The prevalence of aspiration pneumonia (33.6%) in this study appeared to be much higher than that (11.3%) reported by Mao et al. in 2012. 1 It may be reasonable to speculate that the higher prevalence of aspiration pneumonia observed in this study may be partially attributable to inadequate airway protection during the treatment with charcoal because the use of activated charcoal was quite common in this study (87.3% among all patients). It is a problem that some local hospitals in Korea often use charcoal in poisoned patients regardless of whether airway maintenance has been ensured.
This study had several limitations. First, the study was limited by its small sample size owing to the single-center design. Therefore, we could not adjust for many confounding factors in the multiple logistic regression analysis. However, we evaluated all patients with glufosinate poisoning to reduce possible bias during the study period (10 years and 9 months). Second, we could not investigate the exact content of diets and drugs being taken that may have affected serum ammonia levels because this was a retrospective study. Third, the variations in the time intervals from ingestion to ED admission (0.3–24 h) may limit the interpretation of our results. However, there was no significant difference between the survivor group and nonsurvivor group in the time interval from ingestion to ED admission. Fourth, owing to the long study period, the possibility of treatment modalities having been changed in the hospital cannot be ruled out. However, there were no significant differences in the use of specific modalities such as continuous renal replacement therapy, vasopressor administration, and extracorporeal membrane oxygenation. Fifth, before March 2017, we did not measure blood levels and screen for toxicants other than glufosinate through the Forensic Toxicology Division of the National Forensic Service and we relied only on the history given by patients and the bottle labels.
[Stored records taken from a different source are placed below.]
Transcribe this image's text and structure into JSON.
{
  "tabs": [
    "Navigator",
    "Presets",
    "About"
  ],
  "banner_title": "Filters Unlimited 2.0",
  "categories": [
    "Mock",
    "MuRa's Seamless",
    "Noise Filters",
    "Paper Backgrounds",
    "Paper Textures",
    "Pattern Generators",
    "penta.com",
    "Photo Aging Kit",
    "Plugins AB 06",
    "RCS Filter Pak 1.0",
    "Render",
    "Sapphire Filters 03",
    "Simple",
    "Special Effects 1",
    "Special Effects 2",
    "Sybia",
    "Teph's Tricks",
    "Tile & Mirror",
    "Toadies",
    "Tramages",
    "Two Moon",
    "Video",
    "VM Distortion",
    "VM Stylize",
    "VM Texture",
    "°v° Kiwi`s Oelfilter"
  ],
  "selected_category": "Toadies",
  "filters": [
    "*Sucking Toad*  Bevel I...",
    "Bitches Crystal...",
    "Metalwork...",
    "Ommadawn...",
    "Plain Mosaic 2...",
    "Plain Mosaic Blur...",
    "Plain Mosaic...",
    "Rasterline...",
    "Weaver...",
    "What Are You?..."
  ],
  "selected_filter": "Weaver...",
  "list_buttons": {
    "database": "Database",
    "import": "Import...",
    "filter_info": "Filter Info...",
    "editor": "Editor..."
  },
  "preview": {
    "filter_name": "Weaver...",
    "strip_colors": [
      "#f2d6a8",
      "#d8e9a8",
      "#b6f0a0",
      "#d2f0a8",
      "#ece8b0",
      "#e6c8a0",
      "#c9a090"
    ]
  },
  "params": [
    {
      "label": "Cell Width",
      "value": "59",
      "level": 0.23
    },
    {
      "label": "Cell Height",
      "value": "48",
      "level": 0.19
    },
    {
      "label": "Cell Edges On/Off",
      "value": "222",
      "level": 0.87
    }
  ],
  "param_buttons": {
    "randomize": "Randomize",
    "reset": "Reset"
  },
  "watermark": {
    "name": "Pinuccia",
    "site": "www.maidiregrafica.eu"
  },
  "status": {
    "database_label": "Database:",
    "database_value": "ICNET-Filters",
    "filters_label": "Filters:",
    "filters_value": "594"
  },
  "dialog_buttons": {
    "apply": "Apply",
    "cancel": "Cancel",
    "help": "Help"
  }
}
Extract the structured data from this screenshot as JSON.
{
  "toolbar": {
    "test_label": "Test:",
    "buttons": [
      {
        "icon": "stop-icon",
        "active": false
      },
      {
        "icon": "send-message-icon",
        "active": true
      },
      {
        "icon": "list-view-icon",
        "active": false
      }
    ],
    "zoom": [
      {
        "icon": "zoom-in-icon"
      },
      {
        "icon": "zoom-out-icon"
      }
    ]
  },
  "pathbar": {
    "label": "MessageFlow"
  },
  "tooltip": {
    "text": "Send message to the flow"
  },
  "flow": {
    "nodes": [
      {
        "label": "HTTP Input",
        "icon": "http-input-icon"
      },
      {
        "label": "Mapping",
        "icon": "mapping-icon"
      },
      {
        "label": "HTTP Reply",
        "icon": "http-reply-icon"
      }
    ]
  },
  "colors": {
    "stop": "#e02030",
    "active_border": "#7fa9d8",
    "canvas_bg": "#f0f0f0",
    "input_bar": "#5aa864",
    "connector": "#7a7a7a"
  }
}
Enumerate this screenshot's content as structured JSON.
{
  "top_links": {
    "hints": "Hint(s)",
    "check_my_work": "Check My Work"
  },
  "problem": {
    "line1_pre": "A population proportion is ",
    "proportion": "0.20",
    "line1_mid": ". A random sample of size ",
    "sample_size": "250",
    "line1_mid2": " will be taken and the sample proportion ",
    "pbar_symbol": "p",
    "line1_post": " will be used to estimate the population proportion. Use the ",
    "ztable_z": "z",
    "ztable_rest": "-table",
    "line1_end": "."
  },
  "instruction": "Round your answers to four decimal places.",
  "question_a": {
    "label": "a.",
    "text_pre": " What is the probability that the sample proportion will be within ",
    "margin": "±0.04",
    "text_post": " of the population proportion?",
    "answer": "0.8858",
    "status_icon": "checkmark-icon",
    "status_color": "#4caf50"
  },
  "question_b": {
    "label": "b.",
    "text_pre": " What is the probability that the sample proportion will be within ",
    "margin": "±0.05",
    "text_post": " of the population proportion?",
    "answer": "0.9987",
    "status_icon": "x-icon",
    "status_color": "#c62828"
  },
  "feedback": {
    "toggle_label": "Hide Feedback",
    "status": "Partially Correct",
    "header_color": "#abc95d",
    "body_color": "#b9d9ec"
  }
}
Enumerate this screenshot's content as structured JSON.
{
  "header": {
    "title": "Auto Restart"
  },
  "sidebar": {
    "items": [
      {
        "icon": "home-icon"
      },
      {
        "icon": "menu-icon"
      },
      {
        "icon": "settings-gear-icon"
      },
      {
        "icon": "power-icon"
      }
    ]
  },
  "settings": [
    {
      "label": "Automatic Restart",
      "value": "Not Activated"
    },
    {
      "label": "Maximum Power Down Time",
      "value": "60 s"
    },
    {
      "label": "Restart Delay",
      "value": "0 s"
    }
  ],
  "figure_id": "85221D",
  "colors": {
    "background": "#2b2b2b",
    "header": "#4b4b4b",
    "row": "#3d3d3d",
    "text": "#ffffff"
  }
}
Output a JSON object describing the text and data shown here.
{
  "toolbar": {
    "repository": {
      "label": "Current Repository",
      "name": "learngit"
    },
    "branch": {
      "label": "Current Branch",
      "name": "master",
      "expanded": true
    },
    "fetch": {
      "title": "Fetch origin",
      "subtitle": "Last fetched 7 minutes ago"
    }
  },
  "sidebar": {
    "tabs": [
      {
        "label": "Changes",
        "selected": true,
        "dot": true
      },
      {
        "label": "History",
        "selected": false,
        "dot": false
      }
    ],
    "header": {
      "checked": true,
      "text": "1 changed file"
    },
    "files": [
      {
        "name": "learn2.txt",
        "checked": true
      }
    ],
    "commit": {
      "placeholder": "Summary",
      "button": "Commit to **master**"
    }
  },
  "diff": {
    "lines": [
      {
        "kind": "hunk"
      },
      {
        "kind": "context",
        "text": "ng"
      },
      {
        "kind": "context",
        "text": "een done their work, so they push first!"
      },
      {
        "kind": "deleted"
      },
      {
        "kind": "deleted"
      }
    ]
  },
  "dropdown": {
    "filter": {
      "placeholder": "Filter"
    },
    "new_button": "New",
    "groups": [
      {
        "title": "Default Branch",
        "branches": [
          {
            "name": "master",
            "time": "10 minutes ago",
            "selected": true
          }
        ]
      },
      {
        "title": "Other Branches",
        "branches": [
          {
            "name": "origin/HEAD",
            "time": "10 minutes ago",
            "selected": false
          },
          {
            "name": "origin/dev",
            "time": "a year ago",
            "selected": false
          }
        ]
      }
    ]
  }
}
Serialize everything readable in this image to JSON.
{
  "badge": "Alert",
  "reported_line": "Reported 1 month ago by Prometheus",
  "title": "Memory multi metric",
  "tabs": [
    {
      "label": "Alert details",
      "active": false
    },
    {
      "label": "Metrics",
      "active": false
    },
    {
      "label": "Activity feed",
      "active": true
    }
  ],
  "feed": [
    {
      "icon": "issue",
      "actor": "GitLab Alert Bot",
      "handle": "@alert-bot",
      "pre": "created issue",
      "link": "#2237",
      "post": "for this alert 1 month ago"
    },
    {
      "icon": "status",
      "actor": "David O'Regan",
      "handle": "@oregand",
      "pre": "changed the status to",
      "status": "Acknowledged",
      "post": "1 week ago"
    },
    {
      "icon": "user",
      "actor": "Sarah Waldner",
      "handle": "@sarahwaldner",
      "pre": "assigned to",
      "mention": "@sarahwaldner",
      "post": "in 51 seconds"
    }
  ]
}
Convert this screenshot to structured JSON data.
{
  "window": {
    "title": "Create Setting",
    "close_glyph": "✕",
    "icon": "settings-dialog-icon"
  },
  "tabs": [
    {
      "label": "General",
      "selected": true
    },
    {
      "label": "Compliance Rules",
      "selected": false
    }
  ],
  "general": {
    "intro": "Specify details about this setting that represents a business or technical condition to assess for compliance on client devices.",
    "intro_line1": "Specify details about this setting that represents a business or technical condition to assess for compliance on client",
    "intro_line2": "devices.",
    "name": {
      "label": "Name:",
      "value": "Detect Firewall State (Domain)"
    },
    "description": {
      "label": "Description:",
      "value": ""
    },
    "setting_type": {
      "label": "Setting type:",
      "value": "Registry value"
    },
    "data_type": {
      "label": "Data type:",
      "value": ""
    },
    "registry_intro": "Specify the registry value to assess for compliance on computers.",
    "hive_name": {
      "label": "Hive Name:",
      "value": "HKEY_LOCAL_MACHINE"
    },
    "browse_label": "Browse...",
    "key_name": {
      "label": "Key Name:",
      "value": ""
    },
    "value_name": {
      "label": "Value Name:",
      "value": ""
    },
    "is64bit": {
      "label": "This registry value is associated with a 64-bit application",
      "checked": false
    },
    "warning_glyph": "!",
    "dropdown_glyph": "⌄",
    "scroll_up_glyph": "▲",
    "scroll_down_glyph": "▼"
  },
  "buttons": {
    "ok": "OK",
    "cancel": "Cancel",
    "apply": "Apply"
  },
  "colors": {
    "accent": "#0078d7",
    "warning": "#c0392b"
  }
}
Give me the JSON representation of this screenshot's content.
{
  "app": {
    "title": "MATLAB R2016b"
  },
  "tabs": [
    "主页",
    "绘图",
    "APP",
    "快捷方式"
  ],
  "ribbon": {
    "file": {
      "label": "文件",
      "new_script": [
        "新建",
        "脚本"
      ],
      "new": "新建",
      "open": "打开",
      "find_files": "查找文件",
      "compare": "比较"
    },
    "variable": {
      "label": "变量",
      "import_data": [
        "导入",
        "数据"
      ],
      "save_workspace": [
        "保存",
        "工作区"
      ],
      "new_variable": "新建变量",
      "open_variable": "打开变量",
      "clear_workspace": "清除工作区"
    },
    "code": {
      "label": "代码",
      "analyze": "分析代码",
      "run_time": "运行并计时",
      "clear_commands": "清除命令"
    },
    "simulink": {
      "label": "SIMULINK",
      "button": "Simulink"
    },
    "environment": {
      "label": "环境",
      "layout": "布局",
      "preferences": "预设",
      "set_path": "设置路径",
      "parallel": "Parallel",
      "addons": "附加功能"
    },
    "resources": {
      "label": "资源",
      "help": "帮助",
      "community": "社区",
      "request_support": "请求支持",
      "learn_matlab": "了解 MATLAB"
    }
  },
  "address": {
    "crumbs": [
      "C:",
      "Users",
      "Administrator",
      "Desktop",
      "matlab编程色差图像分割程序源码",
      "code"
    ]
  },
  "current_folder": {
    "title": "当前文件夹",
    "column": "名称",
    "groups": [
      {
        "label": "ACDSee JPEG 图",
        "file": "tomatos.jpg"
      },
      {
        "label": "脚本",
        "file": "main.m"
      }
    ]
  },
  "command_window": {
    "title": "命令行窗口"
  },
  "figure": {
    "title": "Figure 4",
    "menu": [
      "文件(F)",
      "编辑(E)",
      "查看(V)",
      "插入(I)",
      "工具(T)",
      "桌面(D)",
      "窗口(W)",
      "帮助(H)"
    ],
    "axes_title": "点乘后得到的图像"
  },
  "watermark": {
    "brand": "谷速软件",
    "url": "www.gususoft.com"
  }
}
Further studies are necessary to clarify these issues.
Conclusions
An initial serum ammonia level >151 µg/dL was an independent early predictor of in-hospital mortality in glufosinate poisoning. Therefore, initial serum ammonia levels may be adjunctive markers for predicting in-hospital mortality in glufosinate poisoning.
Footnotes
Declaration of Conflicting Interests
The author(s) declared no potential conflicts of interest with respect to the research, authorship, and/or publication of this article.
Funding
The author(s) disclosed receipt of the following financial support for the research, authorship, and/or publication of this article: This research was supported by a Grant from the Korea Health Technology R&D Project through the Korea Health Industry Development Institute (KHIDI), funded by the Ministry of Health and Welfare, Republic of Korea (Grant No. HI18C2196) and by a National Research Foundation of Korea (NRF) Grant funded by the Korea government (Ministry of Science, ICT and Future Planning) (Grant No. NRF-2017R1C1B5017695).